There are additional work streams in which we already have aligned significant parts of our portfolio, and we are looking at the infrastructure alignment by country prices. Of course, our people. Our people and processes is one major area we are working on. It is important to me personally that all employees feel welcome and that we share the CANCOM values. We focus on a growth culture in which we enable the success of our customers through the success of our employees at CANCOM. On the ESG ratings, we have had a stable year. At the moment, we are observing closely what happens in the regulatory environment and preparing for our first ESRS report in 2025. We are also working on integrating our new colleagues of CANCOM Austria and our non-financial reporting structures.

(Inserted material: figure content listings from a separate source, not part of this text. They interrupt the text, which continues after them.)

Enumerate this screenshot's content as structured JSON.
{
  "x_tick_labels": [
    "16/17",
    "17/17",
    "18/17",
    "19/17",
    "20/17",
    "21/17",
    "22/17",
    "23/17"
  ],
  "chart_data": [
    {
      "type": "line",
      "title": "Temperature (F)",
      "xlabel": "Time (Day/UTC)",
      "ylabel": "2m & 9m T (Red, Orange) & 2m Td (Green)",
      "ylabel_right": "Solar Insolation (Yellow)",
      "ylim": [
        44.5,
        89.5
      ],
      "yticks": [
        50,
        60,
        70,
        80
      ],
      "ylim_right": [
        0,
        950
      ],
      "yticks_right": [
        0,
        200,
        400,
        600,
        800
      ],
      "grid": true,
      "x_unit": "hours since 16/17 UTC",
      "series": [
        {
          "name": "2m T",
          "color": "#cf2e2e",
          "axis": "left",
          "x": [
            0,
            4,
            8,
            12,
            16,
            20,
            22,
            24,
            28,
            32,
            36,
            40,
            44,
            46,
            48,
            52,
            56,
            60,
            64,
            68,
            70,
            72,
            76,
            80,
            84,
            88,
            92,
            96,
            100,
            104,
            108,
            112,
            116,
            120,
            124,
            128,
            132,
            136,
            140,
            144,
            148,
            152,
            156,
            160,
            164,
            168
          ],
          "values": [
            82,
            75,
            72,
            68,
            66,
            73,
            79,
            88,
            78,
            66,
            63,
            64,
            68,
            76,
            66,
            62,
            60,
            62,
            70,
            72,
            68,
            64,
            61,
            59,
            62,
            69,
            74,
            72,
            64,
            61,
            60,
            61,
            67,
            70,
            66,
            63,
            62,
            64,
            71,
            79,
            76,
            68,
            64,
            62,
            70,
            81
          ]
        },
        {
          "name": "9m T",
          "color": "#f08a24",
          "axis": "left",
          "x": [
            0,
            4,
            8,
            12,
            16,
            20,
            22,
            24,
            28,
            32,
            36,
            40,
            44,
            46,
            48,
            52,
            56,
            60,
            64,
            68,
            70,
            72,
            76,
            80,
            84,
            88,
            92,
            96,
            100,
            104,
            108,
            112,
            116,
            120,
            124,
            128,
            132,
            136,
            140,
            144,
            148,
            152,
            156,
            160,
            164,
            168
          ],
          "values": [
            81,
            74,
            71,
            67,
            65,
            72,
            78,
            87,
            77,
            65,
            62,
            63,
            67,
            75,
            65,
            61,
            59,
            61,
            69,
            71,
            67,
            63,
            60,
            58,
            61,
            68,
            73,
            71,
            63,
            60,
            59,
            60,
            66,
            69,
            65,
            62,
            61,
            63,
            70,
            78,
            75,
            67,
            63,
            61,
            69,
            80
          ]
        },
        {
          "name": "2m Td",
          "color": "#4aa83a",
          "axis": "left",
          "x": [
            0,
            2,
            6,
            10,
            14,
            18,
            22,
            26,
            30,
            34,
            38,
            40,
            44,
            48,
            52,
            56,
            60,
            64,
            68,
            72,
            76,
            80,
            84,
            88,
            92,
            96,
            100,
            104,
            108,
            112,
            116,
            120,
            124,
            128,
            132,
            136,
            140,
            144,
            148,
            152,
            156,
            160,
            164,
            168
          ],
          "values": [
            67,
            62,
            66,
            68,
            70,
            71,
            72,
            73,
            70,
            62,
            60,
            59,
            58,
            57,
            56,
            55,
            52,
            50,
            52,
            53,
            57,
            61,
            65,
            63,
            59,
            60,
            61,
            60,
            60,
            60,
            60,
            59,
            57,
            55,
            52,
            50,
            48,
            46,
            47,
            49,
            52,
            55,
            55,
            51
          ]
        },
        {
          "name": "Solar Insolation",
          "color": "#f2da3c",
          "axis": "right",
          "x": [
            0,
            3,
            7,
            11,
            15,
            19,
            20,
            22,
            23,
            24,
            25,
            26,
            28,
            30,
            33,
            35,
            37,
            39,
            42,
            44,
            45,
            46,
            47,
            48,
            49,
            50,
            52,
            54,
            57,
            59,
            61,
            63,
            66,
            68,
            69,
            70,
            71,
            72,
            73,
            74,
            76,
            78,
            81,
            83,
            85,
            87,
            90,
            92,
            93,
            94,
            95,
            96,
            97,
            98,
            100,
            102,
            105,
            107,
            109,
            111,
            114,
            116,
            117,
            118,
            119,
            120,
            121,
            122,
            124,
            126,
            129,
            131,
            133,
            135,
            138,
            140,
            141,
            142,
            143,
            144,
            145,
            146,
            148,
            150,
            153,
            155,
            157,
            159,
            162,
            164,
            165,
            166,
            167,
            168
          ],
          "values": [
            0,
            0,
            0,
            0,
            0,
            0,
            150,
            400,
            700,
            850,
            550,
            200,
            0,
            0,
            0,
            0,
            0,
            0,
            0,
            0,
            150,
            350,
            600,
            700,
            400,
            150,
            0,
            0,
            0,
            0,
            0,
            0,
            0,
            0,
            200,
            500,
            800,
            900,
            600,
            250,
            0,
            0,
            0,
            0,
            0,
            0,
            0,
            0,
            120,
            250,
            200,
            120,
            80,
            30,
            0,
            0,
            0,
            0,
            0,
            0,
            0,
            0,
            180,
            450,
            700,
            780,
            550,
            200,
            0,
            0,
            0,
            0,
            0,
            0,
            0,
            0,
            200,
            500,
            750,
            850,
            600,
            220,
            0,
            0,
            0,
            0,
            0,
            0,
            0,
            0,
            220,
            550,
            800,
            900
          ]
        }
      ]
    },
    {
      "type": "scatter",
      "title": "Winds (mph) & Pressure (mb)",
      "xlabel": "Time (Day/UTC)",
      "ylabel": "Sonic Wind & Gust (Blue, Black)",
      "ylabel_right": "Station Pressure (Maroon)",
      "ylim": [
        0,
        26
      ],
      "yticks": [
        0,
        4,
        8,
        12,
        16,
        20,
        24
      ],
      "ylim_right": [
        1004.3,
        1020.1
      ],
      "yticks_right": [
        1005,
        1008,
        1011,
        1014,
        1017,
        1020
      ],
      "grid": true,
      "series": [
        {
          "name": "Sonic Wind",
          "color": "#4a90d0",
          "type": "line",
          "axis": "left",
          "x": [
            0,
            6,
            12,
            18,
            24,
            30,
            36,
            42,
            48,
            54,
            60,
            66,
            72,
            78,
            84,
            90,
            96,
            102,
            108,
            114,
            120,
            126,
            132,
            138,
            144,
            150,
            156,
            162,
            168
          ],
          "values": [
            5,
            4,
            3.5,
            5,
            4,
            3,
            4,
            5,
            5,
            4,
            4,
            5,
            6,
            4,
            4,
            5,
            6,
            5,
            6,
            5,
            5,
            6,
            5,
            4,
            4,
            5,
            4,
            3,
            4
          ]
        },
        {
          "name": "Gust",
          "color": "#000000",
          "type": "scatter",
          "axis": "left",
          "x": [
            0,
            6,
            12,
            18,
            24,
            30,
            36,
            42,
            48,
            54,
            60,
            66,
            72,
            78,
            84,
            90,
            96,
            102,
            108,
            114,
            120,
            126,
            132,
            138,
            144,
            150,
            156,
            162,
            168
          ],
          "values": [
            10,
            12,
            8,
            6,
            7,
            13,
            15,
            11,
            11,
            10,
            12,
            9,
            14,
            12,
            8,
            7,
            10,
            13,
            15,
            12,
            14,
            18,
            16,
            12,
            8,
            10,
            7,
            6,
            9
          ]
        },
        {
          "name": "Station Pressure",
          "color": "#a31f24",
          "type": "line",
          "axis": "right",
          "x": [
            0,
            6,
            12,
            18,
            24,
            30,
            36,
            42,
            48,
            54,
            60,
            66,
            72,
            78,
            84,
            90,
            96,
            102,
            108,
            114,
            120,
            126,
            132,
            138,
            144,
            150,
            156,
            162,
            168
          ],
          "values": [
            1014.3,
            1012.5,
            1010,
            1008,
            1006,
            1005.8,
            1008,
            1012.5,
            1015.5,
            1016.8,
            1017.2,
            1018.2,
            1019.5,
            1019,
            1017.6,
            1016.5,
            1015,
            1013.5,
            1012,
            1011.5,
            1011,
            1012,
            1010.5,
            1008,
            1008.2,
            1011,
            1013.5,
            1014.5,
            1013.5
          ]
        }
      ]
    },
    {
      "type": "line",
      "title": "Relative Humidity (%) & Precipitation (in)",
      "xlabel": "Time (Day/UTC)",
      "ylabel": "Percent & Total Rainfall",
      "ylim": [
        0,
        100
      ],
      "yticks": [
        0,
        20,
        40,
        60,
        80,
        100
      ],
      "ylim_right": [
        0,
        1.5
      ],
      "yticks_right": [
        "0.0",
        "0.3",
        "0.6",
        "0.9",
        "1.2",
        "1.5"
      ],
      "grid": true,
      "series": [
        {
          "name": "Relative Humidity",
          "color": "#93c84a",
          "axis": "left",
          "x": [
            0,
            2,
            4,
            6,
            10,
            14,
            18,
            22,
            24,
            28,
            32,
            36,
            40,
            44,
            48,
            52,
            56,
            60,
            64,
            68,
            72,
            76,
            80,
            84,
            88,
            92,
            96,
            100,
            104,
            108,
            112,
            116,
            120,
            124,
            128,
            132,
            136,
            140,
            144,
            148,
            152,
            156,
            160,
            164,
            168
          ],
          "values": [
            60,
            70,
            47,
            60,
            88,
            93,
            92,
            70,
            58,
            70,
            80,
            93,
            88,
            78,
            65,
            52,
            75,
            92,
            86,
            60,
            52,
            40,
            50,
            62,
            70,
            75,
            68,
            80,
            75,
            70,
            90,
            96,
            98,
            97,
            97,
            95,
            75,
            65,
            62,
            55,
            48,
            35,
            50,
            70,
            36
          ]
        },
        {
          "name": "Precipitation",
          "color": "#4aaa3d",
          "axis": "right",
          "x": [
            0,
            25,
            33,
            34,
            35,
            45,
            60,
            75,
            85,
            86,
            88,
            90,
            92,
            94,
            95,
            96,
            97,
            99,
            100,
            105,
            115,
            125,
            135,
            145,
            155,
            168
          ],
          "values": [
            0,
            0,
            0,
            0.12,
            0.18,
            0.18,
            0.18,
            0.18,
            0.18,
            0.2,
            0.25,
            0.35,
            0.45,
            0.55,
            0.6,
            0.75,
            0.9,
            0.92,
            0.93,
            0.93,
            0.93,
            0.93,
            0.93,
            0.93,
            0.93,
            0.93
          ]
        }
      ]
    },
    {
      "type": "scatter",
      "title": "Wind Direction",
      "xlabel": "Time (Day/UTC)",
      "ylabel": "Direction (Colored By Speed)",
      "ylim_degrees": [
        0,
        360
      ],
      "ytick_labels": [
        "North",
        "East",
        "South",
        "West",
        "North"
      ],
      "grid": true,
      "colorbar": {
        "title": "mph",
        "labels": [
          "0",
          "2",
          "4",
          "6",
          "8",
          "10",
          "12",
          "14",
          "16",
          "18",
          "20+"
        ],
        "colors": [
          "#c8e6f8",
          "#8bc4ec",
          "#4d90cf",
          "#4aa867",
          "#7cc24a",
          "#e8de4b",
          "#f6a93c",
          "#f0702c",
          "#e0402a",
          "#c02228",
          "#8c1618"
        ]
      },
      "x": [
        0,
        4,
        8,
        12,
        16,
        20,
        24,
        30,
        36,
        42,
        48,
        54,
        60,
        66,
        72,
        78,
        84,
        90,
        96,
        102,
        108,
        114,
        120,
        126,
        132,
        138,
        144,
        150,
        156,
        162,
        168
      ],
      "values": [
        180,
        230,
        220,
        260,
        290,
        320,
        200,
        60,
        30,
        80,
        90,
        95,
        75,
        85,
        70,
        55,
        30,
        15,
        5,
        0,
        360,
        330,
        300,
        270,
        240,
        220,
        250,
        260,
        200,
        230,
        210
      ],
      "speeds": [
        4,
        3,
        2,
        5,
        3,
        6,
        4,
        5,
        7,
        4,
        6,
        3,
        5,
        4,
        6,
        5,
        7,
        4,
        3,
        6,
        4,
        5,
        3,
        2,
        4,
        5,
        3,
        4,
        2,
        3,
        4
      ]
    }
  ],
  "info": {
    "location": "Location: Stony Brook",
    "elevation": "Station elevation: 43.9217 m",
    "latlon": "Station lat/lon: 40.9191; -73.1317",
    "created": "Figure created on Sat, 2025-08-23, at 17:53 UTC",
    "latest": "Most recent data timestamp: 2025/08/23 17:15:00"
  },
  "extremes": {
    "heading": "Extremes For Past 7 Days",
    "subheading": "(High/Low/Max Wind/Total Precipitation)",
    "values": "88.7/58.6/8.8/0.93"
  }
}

The results, you will be able to see in the non-financial report which we publish on April the 30th. Ladies and gentlemen, I'd like to come to the Outlook 2024. We announced that this morning, and we decided to give a balanced forecast that reflects that H1 2024 could be another slow six months for infrastructure. The snapshot of the organic development of the year 2023 is not a statement about the future of the IT market and CANCOM. Digitalization will continue to be a key driver for the development and economic success of our customers. With the general breakthrough of generative AI applications, a new market-moving topic has been added to the trend topics of recent years in which we can provide our customers with the best possible support with our holistic expertise and the AI Orchestrator.
CANCOM is already very well positioned in the field of AI and has developed a broad portfolio from analyzing business processes and AI solutions for specific customer requirements to consulting on AI architecture and the necessary high-performance infrastructure. While generative AI applications are already part of everyday life and are increasingly gaining a foothold in companies thanks to CANCOM's offering, the threat situation in the area of cybersecurity is also changing. The use of artificial intelligence in the course of cyberattacks means that securing existing IT infrastructures will continue to be of paramount importance in the future.
We already have a strong offering in the field of IT security, including our CANCOM Cyber Defense Center, and will continue to grow in this market. As you can see, the CANCOM Group is active with innovative offering in a highly dynamic market that continues to offer outstanding growth opportunities.
For 2024, the signs continue to point to growth for CANCOM Group. Our confidence for the future is based on the unbroken trends toward digitization, the potential of new technologies, and our customers' increasing need to invest to drive their digitization in order to keep their existing IT infrastructures up to date, secure, and efficient. The forecast we feel comfortable with, with the full year in which we think, presents a fair and balanced outlook on how the year is going to look like. Many thanks.